Of the two leads, Stover does a solid job of reaching beyond the often trite material. Of course, I have yet to witness an actor who didn’t have a hoot portraying Satan, and she is no exception. Regardless of the medium, the Devil always gets the best lines. She’s no DeNiro from “Angel Heart” nor even Bergin from “Highway to Hell,” but she brings a playfully malevolent sultriness that Elizabeth Hurley failed in attempting. Cherkas on the other hand, is left a weepy sad sack for much of the run time, and she clearly doesn’t have the chops to muscle the many draggier moments above tedium. The scene in which she is granted a quick visit with Lucy in kiddie purgatory (resembling a city park minus the homeless and crack dealers) is straight out of a Lifetime Original. She does spark to action once her Evie begins to figure out Rebecca’s true intentions and finally grows a pair, which is a belated outstanding moment between the two.
The few times in which a pissed-off Rebecca shows her true colors (we think) are handled impressively given the financial restraints. Though only granted glimpses of the hideous horned monster she transforms into, the unique filming of these instances makes them surreal and legitimately frightening. It brings a nice little jolt to a picture that could have used a whole lot more of them.
The twist, which brought to mind a beloved film classic (and my buddy Timmy’s all-time favorite) that I won’t mention so as not to spoil it for everyone but Timmy, is a clever idea that really only half works. The build to it is outstanding and tense, and it’s just out of left field enough that it takes another minute before the “Ah, now I get it” moment. That’s precisely when “Demon” once again falls apart at the seams. This satisfying reveal segue ways into a final sequence that is jaw-droppingly banal, though to its credit keeping in with the theme previously introduced. Nevertheless, it was the easiest, most audience-friendly, made-for-television road for the film makers to have taken, and an unforgivable cop-out in my opinion.

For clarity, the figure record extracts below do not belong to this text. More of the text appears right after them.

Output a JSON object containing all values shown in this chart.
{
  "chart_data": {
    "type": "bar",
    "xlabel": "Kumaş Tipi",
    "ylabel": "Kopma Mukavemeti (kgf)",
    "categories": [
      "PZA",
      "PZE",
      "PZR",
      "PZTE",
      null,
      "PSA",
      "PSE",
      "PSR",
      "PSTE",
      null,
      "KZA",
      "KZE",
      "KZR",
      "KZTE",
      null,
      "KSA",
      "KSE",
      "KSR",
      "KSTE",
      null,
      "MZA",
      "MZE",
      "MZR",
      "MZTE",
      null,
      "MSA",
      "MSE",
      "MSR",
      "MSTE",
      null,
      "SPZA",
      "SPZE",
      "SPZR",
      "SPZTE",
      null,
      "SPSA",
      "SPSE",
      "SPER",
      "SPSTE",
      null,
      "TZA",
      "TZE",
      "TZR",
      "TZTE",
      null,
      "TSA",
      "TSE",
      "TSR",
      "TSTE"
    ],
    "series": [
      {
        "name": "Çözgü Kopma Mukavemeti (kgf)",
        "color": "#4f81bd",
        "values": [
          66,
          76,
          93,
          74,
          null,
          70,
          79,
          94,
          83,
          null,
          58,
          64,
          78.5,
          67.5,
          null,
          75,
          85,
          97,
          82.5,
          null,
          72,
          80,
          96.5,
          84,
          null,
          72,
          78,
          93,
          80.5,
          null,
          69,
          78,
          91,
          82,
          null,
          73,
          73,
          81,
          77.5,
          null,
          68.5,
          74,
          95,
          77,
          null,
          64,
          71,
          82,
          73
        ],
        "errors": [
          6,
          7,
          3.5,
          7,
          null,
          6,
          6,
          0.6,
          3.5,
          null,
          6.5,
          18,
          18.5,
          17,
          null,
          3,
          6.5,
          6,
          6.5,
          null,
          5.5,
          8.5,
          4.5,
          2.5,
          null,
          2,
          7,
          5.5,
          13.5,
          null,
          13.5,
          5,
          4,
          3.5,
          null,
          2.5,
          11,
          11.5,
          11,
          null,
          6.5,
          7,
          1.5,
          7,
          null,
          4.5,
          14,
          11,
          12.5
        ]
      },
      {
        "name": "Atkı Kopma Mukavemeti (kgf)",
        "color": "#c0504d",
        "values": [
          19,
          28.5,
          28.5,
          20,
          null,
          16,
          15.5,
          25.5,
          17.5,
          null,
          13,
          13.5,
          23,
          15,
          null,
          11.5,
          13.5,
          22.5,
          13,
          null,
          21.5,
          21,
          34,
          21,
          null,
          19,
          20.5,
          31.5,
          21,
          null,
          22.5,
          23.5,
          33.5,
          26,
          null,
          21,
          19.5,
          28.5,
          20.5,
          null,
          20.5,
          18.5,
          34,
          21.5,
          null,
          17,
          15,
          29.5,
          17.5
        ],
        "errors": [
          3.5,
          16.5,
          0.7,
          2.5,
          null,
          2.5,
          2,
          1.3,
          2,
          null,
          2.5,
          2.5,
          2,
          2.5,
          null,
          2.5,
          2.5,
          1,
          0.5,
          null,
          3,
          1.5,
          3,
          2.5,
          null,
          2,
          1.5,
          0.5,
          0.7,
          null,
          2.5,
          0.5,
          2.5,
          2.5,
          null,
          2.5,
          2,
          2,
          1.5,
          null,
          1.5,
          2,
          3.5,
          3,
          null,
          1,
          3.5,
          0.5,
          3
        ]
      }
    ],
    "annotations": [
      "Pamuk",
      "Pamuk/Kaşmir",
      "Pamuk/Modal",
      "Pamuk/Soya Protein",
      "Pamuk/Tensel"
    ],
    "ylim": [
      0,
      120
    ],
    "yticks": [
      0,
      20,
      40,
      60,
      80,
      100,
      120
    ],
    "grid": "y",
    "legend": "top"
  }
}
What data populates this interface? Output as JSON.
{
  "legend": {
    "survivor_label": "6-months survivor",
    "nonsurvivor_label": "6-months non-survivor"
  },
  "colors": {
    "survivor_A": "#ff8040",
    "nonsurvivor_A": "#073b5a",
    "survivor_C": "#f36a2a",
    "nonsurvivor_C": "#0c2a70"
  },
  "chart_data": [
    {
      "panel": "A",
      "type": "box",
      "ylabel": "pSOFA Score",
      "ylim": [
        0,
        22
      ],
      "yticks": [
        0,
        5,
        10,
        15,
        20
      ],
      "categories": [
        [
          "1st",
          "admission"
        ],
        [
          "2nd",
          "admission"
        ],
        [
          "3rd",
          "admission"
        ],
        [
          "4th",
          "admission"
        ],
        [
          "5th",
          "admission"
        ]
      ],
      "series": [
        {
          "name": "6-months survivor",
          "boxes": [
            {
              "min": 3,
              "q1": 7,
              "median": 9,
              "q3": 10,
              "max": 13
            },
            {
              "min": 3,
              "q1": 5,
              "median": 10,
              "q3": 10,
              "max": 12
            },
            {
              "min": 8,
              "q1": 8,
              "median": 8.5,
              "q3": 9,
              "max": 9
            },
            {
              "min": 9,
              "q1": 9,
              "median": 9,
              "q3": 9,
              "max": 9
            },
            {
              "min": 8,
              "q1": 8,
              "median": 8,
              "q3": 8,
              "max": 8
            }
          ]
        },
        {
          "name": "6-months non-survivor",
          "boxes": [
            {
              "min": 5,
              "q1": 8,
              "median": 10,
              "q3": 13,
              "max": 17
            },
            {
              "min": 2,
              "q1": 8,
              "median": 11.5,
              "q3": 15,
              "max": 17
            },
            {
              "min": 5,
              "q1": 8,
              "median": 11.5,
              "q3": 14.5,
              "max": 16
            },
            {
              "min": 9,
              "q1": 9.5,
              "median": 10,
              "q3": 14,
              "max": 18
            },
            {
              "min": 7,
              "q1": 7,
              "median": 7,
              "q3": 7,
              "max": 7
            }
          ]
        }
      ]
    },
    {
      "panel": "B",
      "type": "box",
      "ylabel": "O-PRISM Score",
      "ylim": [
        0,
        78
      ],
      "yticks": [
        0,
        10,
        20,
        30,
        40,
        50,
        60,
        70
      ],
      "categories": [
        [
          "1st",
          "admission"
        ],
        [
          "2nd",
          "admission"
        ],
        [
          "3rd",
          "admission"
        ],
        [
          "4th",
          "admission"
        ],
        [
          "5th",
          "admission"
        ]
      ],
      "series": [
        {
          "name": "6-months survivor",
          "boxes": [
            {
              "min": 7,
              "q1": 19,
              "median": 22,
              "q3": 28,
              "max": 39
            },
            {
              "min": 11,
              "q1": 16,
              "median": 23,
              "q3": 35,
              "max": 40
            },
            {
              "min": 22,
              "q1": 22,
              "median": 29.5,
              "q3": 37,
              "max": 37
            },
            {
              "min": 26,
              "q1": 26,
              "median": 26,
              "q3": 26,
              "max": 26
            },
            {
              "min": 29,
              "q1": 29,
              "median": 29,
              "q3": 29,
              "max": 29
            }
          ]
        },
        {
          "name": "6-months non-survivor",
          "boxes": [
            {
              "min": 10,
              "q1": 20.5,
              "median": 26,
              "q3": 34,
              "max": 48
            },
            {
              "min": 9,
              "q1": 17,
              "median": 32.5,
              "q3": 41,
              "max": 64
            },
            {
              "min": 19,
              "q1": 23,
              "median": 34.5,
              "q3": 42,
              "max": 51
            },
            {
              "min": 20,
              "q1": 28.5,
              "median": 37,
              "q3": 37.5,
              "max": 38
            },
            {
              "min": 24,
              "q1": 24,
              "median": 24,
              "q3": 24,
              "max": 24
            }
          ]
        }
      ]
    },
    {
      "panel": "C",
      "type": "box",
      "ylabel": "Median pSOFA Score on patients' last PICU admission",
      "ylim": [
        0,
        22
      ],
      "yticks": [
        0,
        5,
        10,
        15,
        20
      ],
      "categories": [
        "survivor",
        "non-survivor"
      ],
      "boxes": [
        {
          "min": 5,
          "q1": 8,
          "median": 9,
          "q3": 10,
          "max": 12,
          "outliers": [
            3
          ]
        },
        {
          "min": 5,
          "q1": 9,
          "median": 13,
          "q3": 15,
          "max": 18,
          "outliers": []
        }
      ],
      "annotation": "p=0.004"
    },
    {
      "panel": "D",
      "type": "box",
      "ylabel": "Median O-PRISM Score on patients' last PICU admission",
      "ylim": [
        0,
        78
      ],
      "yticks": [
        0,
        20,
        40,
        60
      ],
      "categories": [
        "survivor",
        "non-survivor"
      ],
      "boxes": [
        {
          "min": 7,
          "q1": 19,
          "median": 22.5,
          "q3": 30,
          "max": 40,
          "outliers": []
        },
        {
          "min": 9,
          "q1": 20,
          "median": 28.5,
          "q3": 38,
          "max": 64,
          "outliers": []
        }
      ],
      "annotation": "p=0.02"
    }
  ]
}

I have the utmost confidence that “My Little Demon” would have made a terrific short film, all the chatty fat trimmed and hopefully ditching that ridiculous ending. I’m still angry typing about it right now. As it stands, it’s merely an interesting though pedestrian first effort, and I’d like to see what Creazzo and company could bring to the table with a little more cash to spend on their inventive low-tech effects. Like Fincher’s “Alien 3,” we’ll chalk this one up to an amiable rookie mistake.